Dia tak tahu bagaimana aku merindukannya. Dia tak tahu kalau sebenarnya aku ingin bertemu dan mengulang kisahku dengannya. Dia tak tahu kalau aku masih menunggunya.
Hingga hari itu datang. Awal Februari, entah bagaimana caranya aku bertemu dengannya secara tak sengaja di sebuah event di Jakarta Pusat. Aku bisa mengenalinya, dan dia bisa mengenaliku. Kami lalu berbincang-bincang sambil makan siang bersama.
Betapa menyenangkannya hari itu. Apalagi ternyata dia pindah ke Jakarta. Tapi aku sedikit sedih ketika mendengarnya mengatakan bahwa dia sakit dan umurnya tak akan lama lagi. Aku sedih tapi tak ingin mengubrisnya saat itu. Aku yakin Anita tak bersungguh-sungguh. Bukankah banyak perempuan yang akan berkata seperti itu hanya untuk membiarkan seorang laki-laki terenyuh hatinya?
Bulan Maret pun datang. Aku berencana memberikan kejutan padanya di kampus Anita. Aku pernah beberapa kali mengantarnya dan pernah sekali berkeliling lorong fakultasnya. Aku juga sudah kenal beberapa teman kampusnya. Aku membawakan setangkai mawar untuknya yang masih kusimpan dalam tasku. Aku percaya, dia pasti suka.

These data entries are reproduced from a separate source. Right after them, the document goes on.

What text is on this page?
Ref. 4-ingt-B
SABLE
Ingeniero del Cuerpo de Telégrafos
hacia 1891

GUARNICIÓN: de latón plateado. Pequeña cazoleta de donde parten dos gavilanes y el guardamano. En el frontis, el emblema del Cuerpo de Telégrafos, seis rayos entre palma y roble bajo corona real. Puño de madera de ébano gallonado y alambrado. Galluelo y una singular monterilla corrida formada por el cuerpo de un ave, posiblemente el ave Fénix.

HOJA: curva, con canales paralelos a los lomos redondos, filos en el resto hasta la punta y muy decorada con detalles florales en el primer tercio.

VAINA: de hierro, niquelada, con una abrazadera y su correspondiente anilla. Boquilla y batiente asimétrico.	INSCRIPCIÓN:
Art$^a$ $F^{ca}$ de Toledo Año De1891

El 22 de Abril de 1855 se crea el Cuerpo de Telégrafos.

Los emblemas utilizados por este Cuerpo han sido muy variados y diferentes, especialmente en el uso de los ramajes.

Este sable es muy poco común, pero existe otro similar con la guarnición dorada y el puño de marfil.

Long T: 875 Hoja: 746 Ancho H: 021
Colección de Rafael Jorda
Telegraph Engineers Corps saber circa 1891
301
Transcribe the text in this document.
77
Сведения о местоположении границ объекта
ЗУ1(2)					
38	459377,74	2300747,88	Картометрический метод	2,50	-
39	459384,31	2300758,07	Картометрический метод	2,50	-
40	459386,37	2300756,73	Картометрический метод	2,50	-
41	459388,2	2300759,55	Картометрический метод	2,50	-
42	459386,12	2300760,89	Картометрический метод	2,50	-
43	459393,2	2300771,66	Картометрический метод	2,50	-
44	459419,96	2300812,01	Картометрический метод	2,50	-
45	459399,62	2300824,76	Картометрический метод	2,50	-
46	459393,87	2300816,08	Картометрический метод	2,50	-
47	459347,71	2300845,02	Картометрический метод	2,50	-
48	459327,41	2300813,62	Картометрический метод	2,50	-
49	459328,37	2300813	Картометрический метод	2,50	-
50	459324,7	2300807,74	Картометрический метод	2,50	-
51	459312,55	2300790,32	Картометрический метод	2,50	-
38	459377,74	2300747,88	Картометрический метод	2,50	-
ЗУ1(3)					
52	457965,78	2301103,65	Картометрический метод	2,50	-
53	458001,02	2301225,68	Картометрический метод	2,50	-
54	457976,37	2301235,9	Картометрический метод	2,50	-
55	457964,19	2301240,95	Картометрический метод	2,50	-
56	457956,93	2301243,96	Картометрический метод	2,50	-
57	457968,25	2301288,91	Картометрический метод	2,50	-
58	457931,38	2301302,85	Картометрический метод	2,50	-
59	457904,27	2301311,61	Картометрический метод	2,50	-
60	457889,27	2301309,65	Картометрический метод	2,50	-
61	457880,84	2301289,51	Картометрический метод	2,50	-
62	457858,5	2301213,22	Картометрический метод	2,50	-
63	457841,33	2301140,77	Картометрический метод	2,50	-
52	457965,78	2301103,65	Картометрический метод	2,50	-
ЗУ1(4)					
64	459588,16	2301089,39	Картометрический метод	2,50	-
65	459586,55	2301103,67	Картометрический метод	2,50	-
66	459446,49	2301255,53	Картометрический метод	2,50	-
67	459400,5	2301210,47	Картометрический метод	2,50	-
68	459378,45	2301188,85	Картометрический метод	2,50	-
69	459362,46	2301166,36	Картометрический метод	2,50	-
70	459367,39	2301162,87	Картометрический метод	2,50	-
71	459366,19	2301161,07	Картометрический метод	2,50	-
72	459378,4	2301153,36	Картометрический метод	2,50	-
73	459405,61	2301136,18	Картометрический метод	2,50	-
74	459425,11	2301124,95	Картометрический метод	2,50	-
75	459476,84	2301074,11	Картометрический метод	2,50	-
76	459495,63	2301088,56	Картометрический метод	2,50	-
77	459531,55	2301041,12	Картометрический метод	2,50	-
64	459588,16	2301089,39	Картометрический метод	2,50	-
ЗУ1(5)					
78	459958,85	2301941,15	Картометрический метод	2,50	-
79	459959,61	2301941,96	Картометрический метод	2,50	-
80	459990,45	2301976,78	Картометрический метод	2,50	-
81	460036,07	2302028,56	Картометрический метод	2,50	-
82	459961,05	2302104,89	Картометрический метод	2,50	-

Begitu lift terbuka di lantai 3, semua orang berhamburan. Mereka menerobosku masuk ke lift sehingga aku pun tak bisa keluar. Salah seorang perempuan terbujur kaku dipelukan seorang laki-laki. Mereka semua panik. Tapi aku lebih panik karena aku sadar perempuan yang tertidur itu adalah Anita. Aku meminta laki-laki yang menggendongnya itu memberikan Anita padaku. Aku ingin aku yang menggendongnya.
Aku meninggalkan motorku di halaman kampus Anita. Aku dan beberapa orang temannya langsung menuju rumah sakit terdekat dengan mobil temannya, teman-temannya yang lain menyusul dengan motor. Aku tak tahu harus bagaimana. Aku melihat darah terus mengalir dari hidungnya. Sampai aku harus menghabiskan sekotak tissue milik teman Anita. Entah sakit apa yang di deritanya.

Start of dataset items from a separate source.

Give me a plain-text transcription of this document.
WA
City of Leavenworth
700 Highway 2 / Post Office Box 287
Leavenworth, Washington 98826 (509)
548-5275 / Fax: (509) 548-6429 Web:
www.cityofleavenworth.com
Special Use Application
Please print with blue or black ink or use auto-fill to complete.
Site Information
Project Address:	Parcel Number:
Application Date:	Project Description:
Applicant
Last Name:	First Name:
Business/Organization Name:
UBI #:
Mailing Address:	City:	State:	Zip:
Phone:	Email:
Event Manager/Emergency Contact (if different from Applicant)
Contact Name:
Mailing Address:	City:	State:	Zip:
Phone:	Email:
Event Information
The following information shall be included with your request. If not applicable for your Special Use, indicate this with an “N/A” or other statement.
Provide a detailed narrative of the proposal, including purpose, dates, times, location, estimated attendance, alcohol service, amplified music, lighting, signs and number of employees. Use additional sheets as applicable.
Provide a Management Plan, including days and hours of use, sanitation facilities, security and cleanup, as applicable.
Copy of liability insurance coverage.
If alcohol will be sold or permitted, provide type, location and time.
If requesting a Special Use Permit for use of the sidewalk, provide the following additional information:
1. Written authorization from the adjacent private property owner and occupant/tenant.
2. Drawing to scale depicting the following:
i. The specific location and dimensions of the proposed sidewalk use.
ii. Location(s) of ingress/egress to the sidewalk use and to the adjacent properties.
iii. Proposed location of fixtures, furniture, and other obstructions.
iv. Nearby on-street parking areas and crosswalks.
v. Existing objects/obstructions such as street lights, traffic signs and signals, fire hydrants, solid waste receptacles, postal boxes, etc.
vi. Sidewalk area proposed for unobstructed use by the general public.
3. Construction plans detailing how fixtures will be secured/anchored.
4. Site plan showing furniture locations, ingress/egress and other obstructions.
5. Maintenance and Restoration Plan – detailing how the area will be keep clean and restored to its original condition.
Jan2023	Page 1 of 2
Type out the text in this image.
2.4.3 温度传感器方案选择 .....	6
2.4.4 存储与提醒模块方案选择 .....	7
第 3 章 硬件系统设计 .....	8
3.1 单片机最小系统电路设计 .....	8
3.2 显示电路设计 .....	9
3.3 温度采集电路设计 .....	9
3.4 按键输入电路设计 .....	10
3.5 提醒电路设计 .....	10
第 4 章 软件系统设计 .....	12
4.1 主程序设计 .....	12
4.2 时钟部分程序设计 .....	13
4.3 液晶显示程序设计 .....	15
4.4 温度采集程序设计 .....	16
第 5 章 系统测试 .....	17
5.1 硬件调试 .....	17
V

Aku tak tahu bagaimana caraku mengungkapkan kesedihanku saat itu. Aku hanya menatapnya di balik pintu. Dan aku juga tak bisa melihat apa yang dilakukan para dokter untuk menanganinya. Hingga dokter itu keluar. Dia mencari dimana kedua orang tua Anita. Sayangnya mereka belum datang dari Bogor. Akhirnya dia berbicara denganku, mungkin dia tahu kalau akulah satu-satunya orang yang saat ini amat sangat memerlukan sebuah pernyataan dari dokter itu.

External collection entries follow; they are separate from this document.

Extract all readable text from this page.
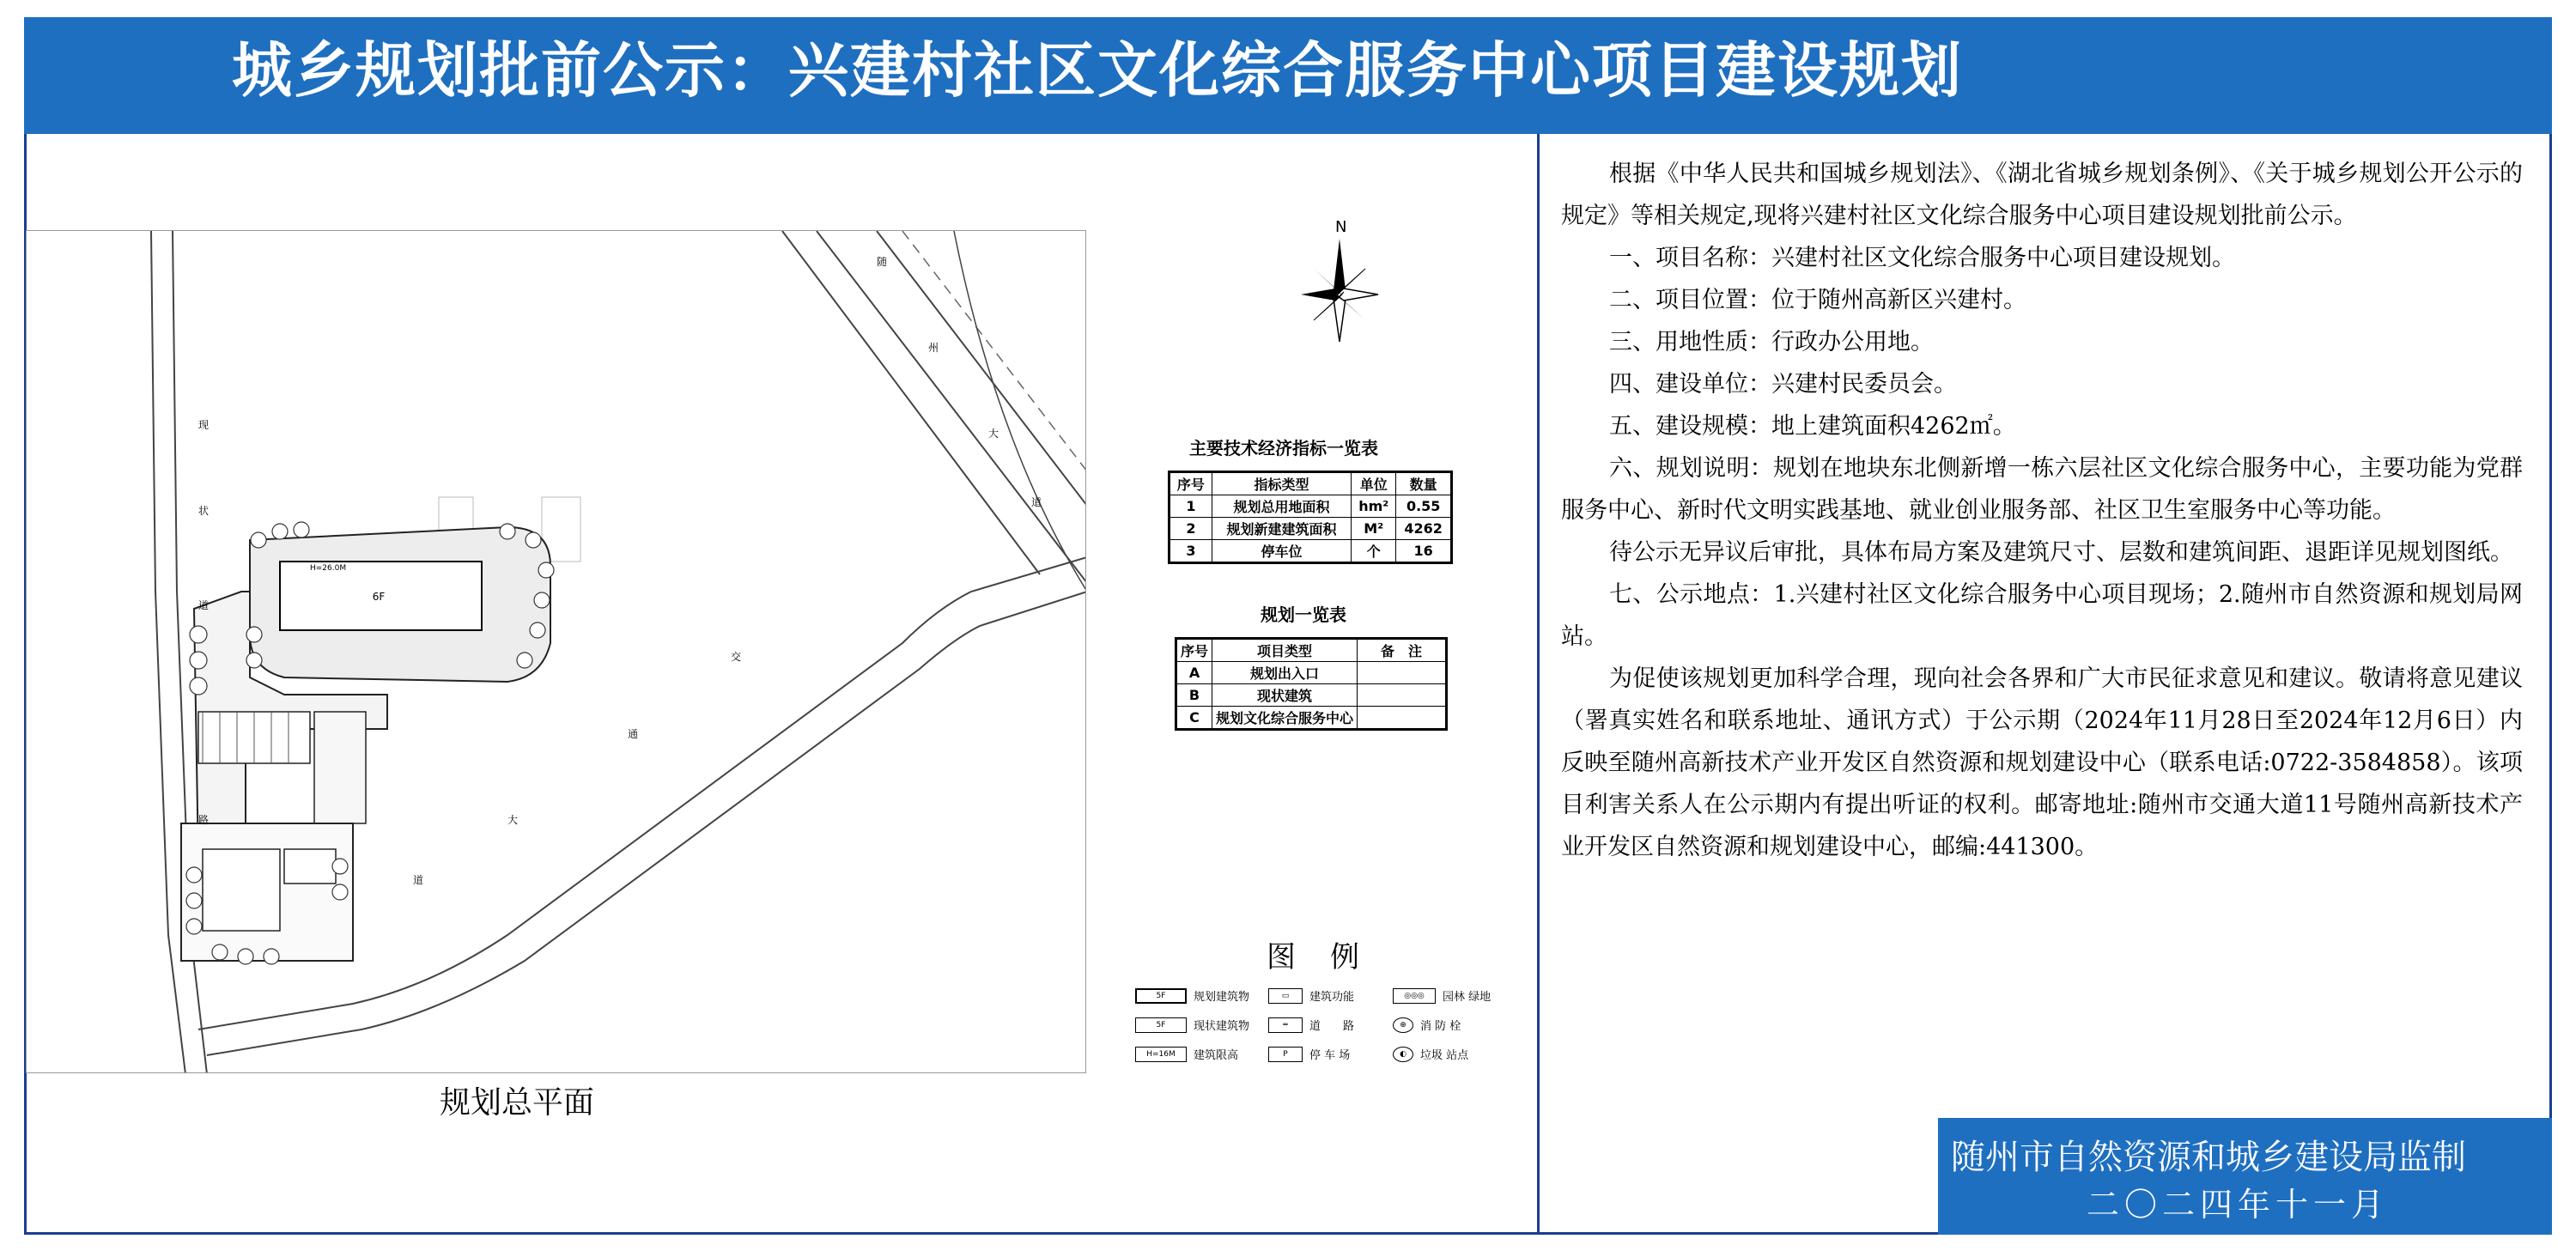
城乡规划批前公示：兴建村社区文化综合服务中心项目建设规划
6F
H=26.0M
现
状
道
路
随
州
大
道
交
通
大
道
规划总平面
N
主要技术经济指标一览表
序号	指标类型	单位	数量
1	规划总用地面积	hm²	0.55
2	规划新建建筑面积	M²	4262
3	停车位	个	16
规划一览表
序号	项目类型	备　注
A	规划出入口	
B	现状建筑	
C	规划文化综合服务中心	
图例
5F	规划建筑物
5F	现状建筑物
H=16M	建筑限高
▭	建筑功能
═	道　　路
P	停 车 场
◎◎◎	园林 绿地
⊕	消 防 栓
◐	垃圾 站点

根据《中华人民共和国城乡规划法》、《湖北省城乡规划条例》、《关于城乡规划公开公示的规定》等相关规定,现将兴建村社区文化综合服务中心项目建设规划批前公示。

一、项目名称：兴建村社区文化综合服务中心项目建设规划。

二、项目位置：位于随州高新区兴建村。

三、用地性质：行政办公用地。

四、建设单位：兴建村民委员会。

五、建设规模：地上建筑面积4262㎡。

六、规划说明：规划在地块东北侧新增一栋六层社区文化综合服务中心，主要功能为党群服务中心、新时代文明实践基地、就业创业服务部、社区卫生室服务中心等功能。

待公示无异议后审批，具体布局方案及建筑尺寸、层数和建筑间距、退距详见规划图纸。

七、公示地点：1.兴建村社区文化综合服务中心项目现场；2.随州市自然资源和规划局网站。

为促使该规划更加科学合理，现向社会各界和广大市民征求意见和建议。敬请将意见建议（署真实姓名和联系地址、通讯方式）于公示期（2024年11月28日至2024年12月6日）内反映至随州高新技术产业开发区自然资源和规划建设中心（联系电话:0722-3584858）。该项目利害关系人在公示期内有提出听证的权利。邮寄地址:随州市交通大道11号随州高新技术产业开发区自然资源和规划建设中心，邮编:441300。

随州市自然资源和城乡建设局监制
二〇二四年十一月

"Maaf, kami tak bisa menyelamatkannya. Anita sepertinya tak pernah meminum obat yang seharusnya dia minum. Sehingga kanker itu semakin merusak jaringan otaknya."
Aku tak percaya mendengarnya. Aku berlari masuk ke dalam. Berharap kedatanganku bisa membuatnya membuka mata. Teman-teman Anita memberikan jalan untukku. Aku duduk di bangku yang telah disediakan. Menatapnya penuh kehampaan. Seandainya aku bisa membuat matanya terbuka. Seandainya aku juga tahu saat itu dirinya benar-benar sakit, aku tak akan membiarkan Anita tak meminum obat-obatnya.
Aku menyentuh rambutnya dengan telapak tanganku, aku menyentuh pipinya dengan jari telunjukku, aku menjatuhkan air mataku di atas wajahnya. Aku menghapus air mataku di pipiku dan yang menetes di wajahnya. Aku membuka tasku dan mengambil bunga mawar yang sudah tidak berbentuk itu. Aku meletakkannya di atas dadanya. Lalu aku menyanyikan sebuah lagu favoritnya. Aku bernyanyi dengan suaraku yang sudah seakan tak mampu lagi bersuara. Lirih, sesak dan menyakitkan.
"Seandainya kau tahu... ku tak ingin kau pergi meninggalkanku sendiri bersama bayanganmu. Seandainya kau tahu... aku kan selalu cinta. Jangan kau lupakan kenangan kita selama ini."
Selamat jalan Anita. Aku sayang padamu. Aku tak akan pernah melupakanmu. Itu janjiku yang terakhir.